Reste à savoir si le cabinet de ces messieurs s'ouvre devant les conseillers qui ne sont pas journalistes!
Une comédienne de Paris (ces dames sont quelquefois la doublure des plus hauts fonctionnaires) disait à un critique de mes amis:
—Je vais jouer un rôle difficile entre tous. Si j'échoue, dites-le-moi chez moi. Mais je vous défends sur votre vie d'en souffler un mot au public.
Que penserais-tu, cousine, d'un accusé de la cour d'assises qui dirait au procureur général:
—Si les témoins vous racontent des faits à ma charge, je vous permets de venir me les soumettre à Mazas; mais, pour Dieu! n'en dites rien devant le jury!
Le jury, en toute affaire, c'est le public. L'accusé, c'est tout homme en place, qui est suspect d'abuser du pouvoir, par cela seul qu'il le tient. Quant à nous, pauvres journalistes, nous ne sommes ni des magistrats, ni des greffiers, ni même des huissiers. Nous ne sommes rien, nous ne demandons rien, nous ne visons à rien; le plaisir d'écrire est le plus clair de notre revenu.
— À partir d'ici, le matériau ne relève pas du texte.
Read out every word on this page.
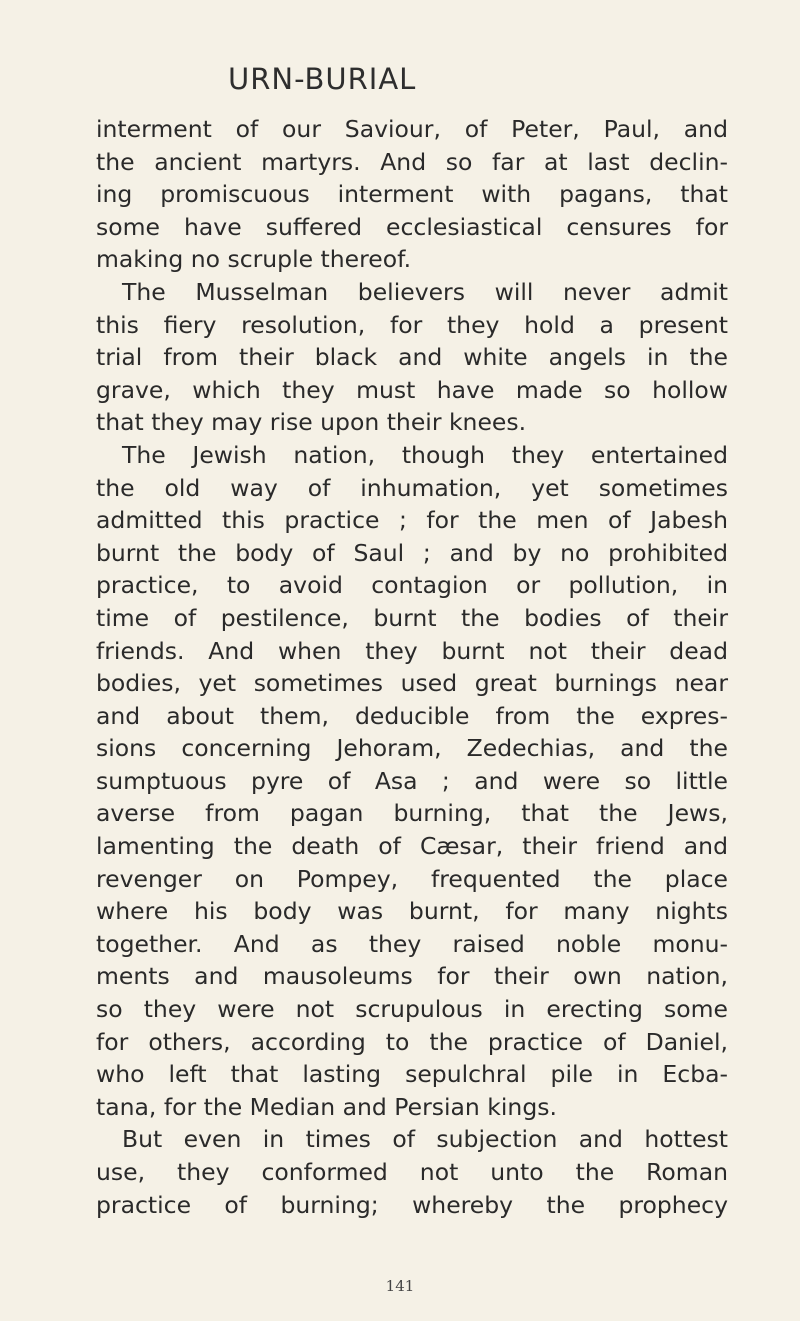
URN-BURIAL
interment of our Saviour, of Peter, Paul, and
the ancient martyrs. And so far at last declin-
ing promiscuous interment with pagans, that
some have suffered ecclesiastical censures for
making no scruple thereof.
The Musselman believers will never admit
this fiery resolution, for they hold a present
trial from their black and white angels in the
grave, which they must have made so hollow
that they may rise upon their knees.
The Jewish nation, though they entertained
the old way of inhumation, yet sometimes
admitted this practice ; for the men of Jabesh
burnt the body of Saul ; and by no prohibited
practice, to avoid contagion or pollution, in
time of pestilence, burnt the bodies of their
friends. And when they burnt not their dead
bodies, yet sometimes used great burnings near
and about them, deducible from the expres-
sions concerning Jehoram, Zedechias, and the
sumptuous pyre of Asa ; and were so little
averse from pagan burning, that the Jews,
lamenting the death of Cæsar, their friend and
revenger on Pompey, frequented the place
where his body was burnt, for many nights
together. And as they raised noble monu-
ments and mausoleums for their own nation,
so they were not scrupulous in erecting some
for others, according to the practice of Daniel,
who left that lasting sepulchral pile in Ecba-
tana, for the Median and Persian kings.
But even in times of subjection and hottest
use, they conformed not unto the Roman
practice of burning; whereby the prophecy
141
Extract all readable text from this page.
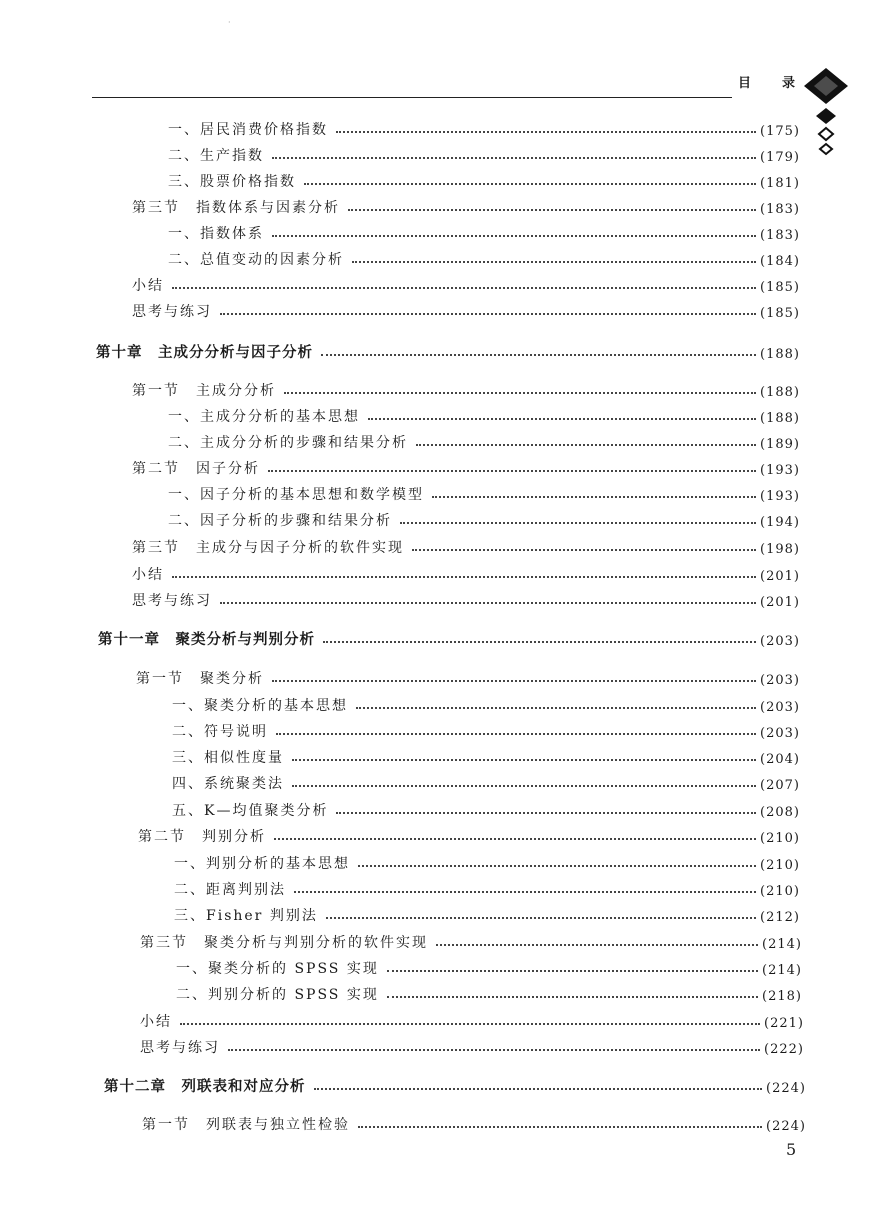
·
目 录
一、居民消费价格指数	(175)
二、生产指数	(179)
三、股票价格指数	(181)
第三节　指数体系与因素分析	(183)
一、指数体系	(183)
二、总值变动的因素分析	(184)
小结	(185)
思考与练习	(185)
第十章　主成分分析与因子分析	(188)
第一节　主成分分析	(188)
一、主成分分析的基本思想	(188)
二、主成分分析的步骤和结果分析	(189)
第二节　因子分析	(193)
一、因子分析的基本思想和数学模型	(193)
二、因子分析的步骤和结果分析	(194)
第三节　主成分与因子分析的软件实现	(198)
小结	(201)
思考与练习	(201)
第十一章　聚类分析与判别分析	(203)
第一节　聚类分析	(203)
一、聚类分析的基本思想	(203)
二、符号说明	(203)
三、相似性度量	(204)
四、系统聚类法	(207)
五、K—均值聚类分析	(208)
第二节　判别分析	(210)
一、判别分析的基本思想	(210)
二、距离判别法	(210)
三、Fisher 判别法	(212)
第三节　聚类分析与判别分析的软件实现	(214)
一、聚类分析的 SPSS 实现	(214)
二、判别分析的 SPSS 实现	(218)
小结	(221)
思考与练习	(222)
第十二章　列联表和对应分析	(224)
第一节　列联表与独立性检验	(224)
5
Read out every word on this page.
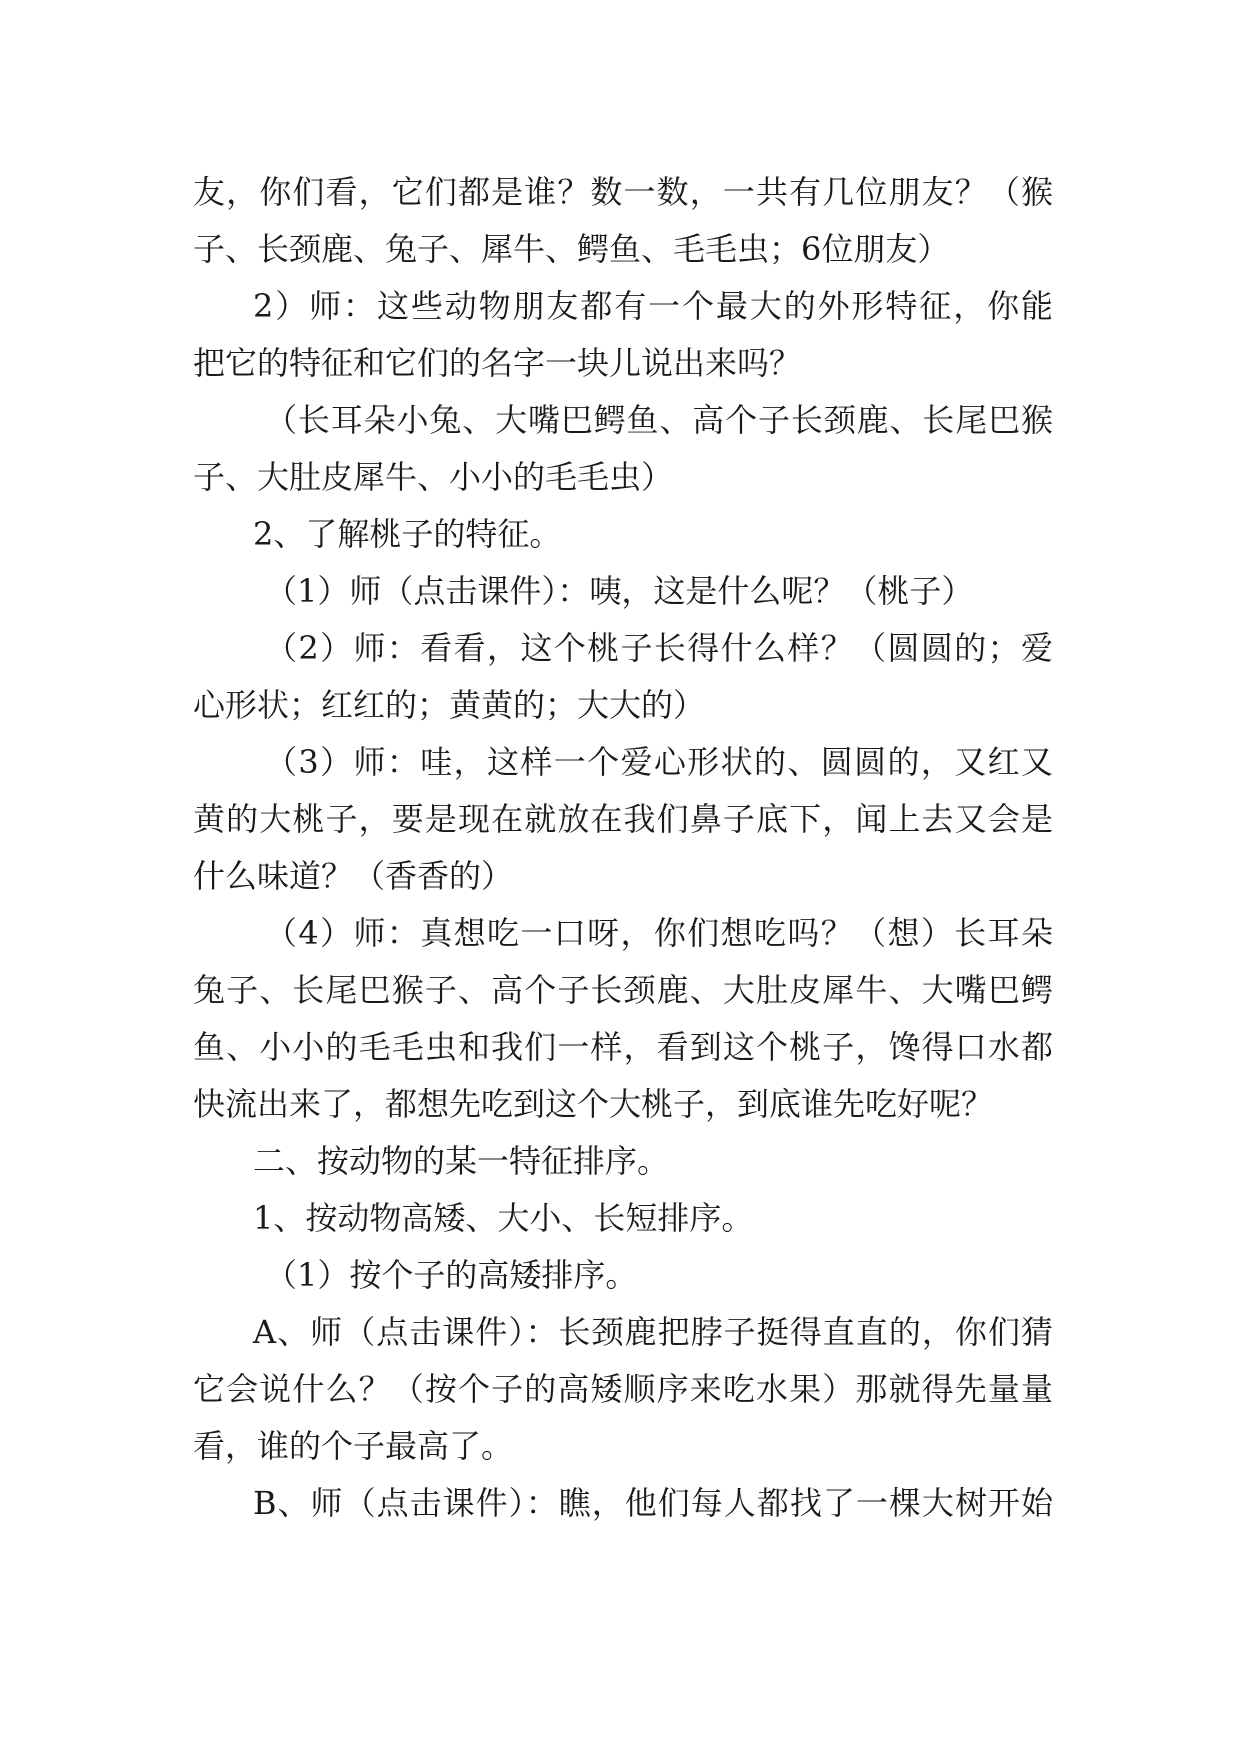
友，你们看，它们都是谁？数一数，一共有几位朋友？（猴
子、长颈鹿、兔子、犀牛、鳄鱼、毛毛虫；6位朋友）
2）师：这些动物朋友都有一个最大的外形特征，你能
把它的特征和它们的名字一块儿说出来吗？
（长耳朵小兔、大嘴巴鳄鱼、高个子长颈鹿、长尾巴猴
子、大肚皮犀牛、小小的毛毛虫）
2、了解桃子的特征。
（1）师（点击课件）：咦，这是什么呢？（桃子）
（2）师：看看，这个桃子长得什么样？（圆圆的；爱
心形状；红红的；黄黄的；大大的）
（3）师：哇，这样一个爱心形状的、圆圆的，又红又
黄的大桃子，要是现在就放在我们鼻子底下，闻上去又会是
什么味道？（香香的）
（4）师：真想吃一口呀，你们想吃吗？（想）长耳朵
兔子、长尾巴猴子、高个子长颈鹿、大肚皮犀牛、大嘴巴鳄
鱼、小小的毛毛虫和我们一样，看到这个桃子，馋得口水都
快流出来了，都想先吃到这个大桃子，到底谁先吃好呢？
二、按动物的某一特征排序。
1、按动物高矮、大小、长短排序。
（1）按个子的高矮排序。
A、师（点击课件）：长颈鹿把脖子挺得直直的，你们猜
它会说什么？（按个子的高矮顺序来吃水果）那就得先量量
看，谁的个子最高了。
B、师（点击课件）：瞧，他们每人都找了一棵大树开始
Et pourtant notre misère est si douce, que nous n'aspirons point à changer d'état, et nous préférons à toutes les broderies officielles les modestes paillons qui éclairent notre obscurité.
II
LES TYRANNEAUX DE PROVINCE
La lettre que je t'écrivais il y a quelques semaines sur les libertés municipales[1], a produit, ma chère cousine, des effets curieux. Je me doutais bien un peu que les mésaventures de Gottlieb n'étaient pas uniques dans leur genre, que la France possédait plus d'un maire Sauerkraut et plus d'un sous-préfet Ignacius; mais je n'aurais jamais cru que le nombre en fût si grand.
[1] Voir les Lettres d'un Bon Jeune Homme, page 353.